Elaborated pharmacokinetic studies in the immunocompromised murine thigh model have defined the AUC/MIC ratio (range 300-1000) as the pharmacodynamic parameter most predictive of this compound's bactericidal activity against S. aureus [2123]. When applied to our rat model of tissue cage S. aureus infections, the AUC/MIC ratio of the daptomycin no 1-study would be 98 and that of the daptomycin no 2-study 1093, which could explain the improved bacteriological result of the twice-daily over once-daily 30 mg/kg daptomycin regimens. Nevertheless, application to the rat model of tissue cage infections of AUC/MIC ratio breakpoints recorded in neutropenic mice models is probably not justified because of important differences between these animal models.
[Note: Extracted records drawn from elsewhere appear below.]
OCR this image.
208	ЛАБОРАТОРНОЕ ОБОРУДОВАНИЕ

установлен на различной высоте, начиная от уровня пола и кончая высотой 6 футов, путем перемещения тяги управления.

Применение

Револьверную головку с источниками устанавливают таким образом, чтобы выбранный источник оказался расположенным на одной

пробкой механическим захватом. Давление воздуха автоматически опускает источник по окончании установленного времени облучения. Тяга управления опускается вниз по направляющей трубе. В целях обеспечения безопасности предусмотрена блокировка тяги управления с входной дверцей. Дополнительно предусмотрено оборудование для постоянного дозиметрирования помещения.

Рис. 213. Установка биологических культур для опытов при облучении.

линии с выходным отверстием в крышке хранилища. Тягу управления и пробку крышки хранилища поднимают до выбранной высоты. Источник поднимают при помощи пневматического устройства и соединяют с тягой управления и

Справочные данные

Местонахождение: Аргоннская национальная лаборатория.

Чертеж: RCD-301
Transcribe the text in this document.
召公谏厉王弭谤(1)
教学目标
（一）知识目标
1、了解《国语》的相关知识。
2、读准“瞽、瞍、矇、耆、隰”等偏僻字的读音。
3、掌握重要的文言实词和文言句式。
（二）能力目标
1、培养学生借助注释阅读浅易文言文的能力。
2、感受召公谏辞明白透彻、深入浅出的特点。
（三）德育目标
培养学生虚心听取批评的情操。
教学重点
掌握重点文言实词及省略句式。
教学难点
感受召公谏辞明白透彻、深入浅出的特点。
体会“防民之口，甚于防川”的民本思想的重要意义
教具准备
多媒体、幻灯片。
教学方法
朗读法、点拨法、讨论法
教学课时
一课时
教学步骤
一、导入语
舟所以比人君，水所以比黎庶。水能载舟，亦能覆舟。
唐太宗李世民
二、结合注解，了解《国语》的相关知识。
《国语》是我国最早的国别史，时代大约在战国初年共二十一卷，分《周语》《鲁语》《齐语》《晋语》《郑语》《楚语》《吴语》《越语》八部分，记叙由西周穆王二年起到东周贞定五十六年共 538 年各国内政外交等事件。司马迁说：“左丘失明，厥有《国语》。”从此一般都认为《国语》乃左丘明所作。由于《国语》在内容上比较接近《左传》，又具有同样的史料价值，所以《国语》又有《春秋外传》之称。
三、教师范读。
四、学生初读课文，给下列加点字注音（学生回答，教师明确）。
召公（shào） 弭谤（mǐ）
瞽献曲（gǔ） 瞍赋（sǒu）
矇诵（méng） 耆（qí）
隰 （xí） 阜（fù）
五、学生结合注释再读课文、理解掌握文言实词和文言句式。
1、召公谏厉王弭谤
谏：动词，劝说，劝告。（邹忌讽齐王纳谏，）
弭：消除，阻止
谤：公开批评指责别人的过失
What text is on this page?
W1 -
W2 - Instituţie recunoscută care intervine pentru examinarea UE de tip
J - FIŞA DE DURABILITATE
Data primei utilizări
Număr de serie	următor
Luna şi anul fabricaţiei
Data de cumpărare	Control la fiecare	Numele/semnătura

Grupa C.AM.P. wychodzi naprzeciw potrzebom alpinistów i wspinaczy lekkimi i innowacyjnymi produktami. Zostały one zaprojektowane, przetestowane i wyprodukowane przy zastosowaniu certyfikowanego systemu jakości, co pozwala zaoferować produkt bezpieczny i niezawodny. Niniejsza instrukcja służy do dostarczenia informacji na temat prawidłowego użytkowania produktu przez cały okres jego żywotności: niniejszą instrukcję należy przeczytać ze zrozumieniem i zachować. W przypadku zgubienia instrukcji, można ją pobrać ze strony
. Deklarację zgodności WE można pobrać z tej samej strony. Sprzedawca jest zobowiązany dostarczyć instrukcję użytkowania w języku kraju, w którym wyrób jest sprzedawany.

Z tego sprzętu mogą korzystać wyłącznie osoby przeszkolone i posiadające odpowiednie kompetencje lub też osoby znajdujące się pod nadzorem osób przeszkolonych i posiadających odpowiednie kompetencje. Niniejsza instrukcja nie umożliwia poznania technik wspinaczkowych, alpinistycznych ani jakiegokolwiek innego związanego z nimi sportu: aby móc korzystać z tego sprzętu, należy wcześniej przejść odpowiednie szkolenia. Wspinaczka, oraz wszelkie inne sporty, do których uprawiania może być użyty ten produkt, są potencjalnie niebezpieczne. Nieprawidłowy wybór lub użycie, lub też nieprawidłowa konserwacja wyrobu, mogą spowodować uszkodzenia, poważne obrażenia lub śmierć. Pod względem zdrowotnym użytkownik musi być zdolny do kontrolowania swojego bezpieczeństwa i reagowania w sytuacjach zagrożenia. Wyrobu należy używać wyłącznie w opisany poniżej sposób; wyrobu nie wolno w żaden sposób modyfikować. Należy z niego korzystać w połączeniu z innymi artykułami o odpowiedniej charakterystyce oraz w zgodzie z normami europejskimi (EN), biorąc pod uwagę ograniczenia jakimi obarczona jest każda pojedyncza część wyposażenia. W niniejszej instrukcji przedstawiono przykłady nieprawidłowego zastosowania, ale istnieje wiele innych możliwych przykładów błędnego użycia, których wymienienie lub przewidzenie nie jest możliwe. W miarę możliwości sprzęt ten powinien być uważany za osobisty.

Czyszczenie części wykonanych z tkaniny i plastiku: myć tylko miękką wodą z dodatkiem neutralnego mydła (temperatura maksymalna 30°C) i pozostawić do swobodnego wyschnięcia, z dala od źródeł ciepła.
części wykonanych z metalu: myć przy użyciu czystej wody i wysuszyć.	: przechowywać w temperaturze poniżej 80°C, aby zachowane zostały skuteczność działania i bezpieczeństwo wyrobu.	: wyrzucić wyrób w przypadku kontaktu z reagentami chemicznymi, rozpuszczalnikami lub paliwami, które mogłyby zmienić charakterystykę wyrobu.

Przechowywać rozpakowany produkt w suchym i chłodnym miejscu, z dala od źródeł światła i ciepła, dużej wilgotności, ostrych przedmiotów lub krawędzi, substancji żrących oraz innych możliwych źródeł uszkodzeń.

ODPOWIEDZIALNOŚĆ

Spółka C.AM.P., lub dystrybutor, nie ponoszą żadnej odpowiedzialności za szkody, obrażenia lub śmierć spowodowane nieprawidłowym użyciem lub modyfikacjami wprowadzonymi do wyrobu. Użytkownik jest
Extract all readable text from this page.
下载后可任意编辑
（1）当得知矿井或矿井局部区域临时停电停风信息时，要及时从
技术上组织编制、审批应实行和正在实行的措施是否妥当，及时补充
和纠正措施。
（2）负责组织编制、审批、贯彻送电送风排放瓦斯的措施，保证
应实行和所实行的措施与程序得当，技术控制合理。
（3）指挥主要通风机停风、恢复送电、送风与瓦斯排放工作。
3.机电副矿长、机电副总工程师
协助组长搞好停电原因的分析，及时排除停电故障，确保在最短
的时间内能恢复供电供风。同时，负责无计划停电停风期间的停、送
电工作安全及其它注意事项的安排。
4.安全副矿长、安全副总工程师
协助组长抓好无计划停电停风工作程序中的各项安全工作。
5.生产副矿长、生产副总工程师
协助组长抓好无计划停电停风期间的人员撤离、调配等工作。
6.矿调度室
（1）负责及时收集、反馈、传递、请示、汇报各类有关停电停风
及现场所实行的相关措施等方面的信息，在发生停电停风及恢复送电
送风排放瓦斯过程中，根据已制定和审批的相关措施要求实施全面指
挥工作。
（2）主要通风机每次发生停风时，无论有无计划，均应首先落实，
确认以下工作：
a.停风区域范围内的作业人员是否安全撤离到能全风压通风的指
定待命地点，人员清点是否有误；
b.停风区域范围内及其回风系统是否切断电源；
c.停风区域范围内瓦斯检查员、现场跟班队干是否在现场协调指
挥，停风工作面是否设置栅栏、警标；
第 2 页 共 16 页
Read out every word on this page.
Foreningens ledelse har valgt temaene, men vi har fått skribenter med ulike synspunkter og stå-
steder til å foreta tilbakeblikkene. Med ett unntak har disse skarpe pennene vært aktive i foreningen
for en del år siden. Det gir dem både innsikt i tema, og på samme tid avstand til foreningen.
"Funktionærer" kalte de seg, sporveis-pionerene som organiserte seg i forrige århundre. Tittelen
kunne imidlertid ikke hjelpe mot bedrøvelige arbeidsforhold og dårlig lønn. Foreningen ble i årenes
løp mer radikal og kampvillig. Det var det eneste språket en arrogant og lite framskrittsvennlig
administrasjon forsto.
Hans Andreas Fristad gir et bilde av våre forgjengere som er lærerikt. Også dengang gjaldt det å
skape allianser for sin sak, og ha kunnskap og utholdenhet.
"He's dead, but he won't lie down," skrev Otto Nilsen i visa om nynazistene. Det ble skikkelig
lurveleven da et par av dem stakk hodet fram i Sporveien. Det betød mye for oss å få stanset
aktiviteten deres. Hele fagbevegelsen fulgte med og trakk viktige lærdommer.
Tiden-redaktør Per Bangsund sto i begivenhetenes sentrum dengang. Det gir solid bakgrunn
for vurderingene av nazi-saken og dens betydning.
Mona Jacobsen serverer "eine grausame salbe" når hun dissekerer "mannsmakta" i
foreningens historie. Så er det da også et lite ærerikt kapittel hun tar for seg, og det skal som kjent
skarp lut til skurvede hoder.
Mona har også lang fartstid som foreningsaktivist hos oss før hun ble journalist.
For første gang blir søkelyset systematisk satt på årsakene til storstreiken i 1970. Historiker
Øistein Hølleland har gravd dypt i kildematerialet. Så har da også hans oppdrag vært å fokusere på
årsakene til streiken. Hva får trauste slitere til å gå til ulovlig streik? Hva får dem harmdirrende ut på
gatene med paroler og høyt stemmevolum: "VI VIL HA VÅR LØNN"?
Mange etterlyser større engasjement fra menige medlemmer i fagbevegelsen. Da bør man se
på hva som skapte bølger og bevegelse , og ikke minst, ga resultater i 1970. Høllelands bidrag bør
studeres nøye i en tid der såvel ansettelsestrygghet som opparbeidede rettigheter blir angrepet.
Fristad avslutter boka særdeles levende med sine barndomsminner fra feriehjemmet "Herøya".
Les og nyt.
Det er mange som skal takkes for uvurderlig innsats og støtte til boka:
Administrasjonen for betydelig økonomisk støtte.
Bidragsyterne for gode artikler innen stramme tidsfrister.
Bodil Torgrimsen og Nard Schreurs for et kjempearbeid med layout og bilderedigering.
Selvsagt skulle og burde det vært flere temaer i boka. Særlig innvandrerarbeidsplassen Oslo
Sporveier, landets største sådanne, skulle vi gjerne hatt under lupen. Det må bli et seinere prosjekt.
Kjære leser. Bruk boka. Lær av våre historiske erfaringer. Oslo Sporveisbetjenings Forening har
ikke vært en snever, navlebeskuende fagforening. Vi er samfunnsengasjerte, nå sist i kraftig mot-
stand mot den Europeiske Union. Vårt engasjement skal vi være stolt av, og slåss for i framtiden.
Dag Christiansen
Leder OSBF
It is noteworthy that daptomycin therapy is initiated as early as 2 h post S. aureus infection in neutropenic mice, which may still be in the range of prophylactic therapies. In contrast, antimicrobial therapy in the tissue cage model is not initiated before 2 or 3 weeks of chronic S. aureus infections, which more closely mimic the clinical situation of foreign body infections [1]. Finally, the impact of protein binding is less clearly established in the TCF compared to plasma compartment, since we found no significant in vitro reduction of daptomycin bactericidal activity against MSSA by 50% TCF in this and the daptomycin no 1-study [37].

Conclusion

In conclusion, our data further emphasise the value of performing experiments in animals for the primary evaluation of new therapeutic agents. Prediction of the therapeutic efficacies of various antibiotics against foreign body infections may be difficult by relying exclusively on in vitro pharmacodynamic models derived from pharmacokinetic data in the plasma compartment.